Depois a exigência caiu e bastava ter R$ 2 mil para virar investidor — lamenta Sidney Toledo, presidente da Associação Comercial de Campina Grande.

Segundo baque

Depois da queda de Antonio Neto, Campina Grande sofreu outro baque com a quebra da pirâmide da Fiji Tech Ltda, dissidência da Braiscompany criada por Bueno Aires José. A Fiji parou de pagar a clientela em fevereiro, deixando um rombo estimado pelo Ministério Público paraibano em R$ 339 milhões.

— Sempre fui contra esse tipo de investimento, mas a cidade acreditou. Tenho fé na capacidade de Campina Grande em se reinventar. Vamos dar a volta por cima — diz Sidney Toledo.

Em Florianópolis, a X Capital Bank, empresa suspeita de operar uma pirâmide financeira com criptomoedas, fechou repentinamente em março a sua sede, e não atende os clientes. O Ministério Público de Santa Catarina instaurou uma Notícia de Fato Criminal sobre o caso. 

No mês seguinte, mais um esquema de pirâmide, atribuído à a empresa RZ Consultoria, caiu na capital catarinense. A Polícia Civil local batizou o caso de “Operação Faraó”, fazendo ecos do caso da GAS, a pirâmide de Glaidson.

Cláudio Rabin conta que os criptogolpistas estão perdendo a força pelo aumento das taxas de juros, que levou os investidores de volta aos bancos tradicionais, e pela divulgação dos escândalos. Mas teme que, além da migração para o interior, os piramideiros mudem também a isca, investindo nas apostas esportivas.

Pobres também atingidos

Erros operacionais, invasão de hackers ou problemas com corretores internacionais de criptoativos são as alegações dos golpistas, quando alcançados pelas autoridades, para justificar os calotes. Recuperar o investimento parece difícil.
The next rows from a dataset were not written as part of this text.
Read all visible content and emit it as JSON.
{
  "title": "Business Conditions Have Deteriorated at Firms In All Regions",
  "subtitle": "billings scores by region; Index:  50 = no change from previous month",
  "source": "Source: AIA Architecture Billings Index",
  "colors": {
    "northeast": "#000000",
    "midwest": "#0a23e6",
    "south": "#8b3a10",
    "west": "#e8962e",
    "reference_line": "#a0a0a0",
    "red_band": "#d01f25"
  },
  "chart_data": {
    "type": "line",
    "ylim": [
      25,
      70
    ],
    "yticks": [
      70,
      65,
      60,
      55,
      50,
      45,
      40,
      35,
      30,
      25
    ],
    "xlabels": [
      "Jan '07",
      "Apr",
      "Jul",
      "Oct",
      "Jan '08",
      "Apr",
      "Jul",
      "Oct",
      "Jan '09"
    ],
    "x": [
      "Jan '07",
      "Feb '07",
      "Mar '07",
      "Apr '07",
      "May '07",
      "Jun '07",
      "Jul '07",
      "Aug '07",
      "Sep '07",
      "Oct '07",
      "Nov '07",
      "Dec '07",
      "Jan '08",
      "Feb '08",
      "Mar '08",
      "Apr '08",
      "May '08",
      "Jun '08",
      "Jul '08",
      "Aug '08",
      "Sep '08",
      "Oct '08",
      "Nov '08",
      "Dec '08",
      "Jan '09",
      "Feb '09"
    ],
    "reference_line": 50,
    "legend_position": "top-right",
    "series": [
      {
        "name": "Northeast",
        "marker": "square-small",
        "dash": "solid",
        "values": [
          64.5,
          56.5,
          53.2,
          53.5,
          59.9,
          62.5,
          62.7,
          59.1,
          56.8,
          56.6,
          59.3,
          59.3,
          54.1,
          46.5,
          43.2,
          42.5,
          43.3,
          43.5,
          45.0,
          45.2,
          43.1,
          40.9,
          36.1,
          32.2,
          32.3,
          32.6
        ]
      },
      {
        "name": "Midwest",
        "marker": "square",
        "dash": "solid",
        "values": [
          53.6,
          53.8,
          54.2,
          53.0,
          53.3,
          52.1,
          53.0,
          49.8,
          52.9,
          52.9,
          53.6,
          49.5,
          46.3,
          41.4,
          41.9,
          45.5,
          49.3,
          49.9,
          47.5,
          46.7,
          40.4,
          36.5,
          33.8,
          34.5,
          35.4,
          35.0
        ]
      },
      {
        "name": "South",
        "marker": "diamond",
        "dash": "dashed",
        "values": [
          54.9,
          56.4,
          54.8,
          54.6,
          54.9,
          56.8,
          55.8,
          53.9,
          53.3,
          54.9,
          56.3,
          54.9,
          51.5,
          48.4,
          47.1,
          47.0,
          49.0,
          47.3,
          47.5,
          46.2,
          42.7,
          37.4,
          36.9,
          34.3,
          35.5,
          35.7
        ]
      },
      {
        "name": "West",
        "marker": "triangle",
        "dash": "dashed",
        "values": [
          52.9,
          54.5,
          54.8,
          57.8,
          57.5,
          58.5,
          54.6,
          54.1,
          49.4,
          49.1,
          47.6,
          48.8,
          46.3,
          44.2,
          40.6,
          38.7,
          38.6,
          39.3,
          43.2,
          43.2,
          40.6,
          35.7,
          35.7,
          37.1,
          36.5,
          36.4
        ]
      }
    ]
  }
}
— Infelizmente, os escândalos levaram o mercado cripto a ficar em evidência de forma pejorativa. Minha luta hoje é combater esse tipo de atividade e conseguir justiça para os clientes lesados. A queda da GAS abriu os olhos do Judiciário e da Polícia Federal para esse tipo de atividade — afirma a advogada Larissa Gatto, que atua nos casos de GAS e da Braiscompany.

O procurador Senra acrescenta que o golpe não discrimina classe social.

— A população mais pobre é mais vulnerável. Os golpistas sempre citam os saltos extraordinários das criptomoedas. É fácil explicar as coisas olhando para o passado. Para o futuro, não tem bola de cristal. Não tem como prometer ganhos fixos em mercado de alto risco. 

Só se oferecessem algum tipo de garantia. Mas não adianta. As pessoas ainda acham que o golpista tem o caminho e o dono do banco não sabe nada do mercado.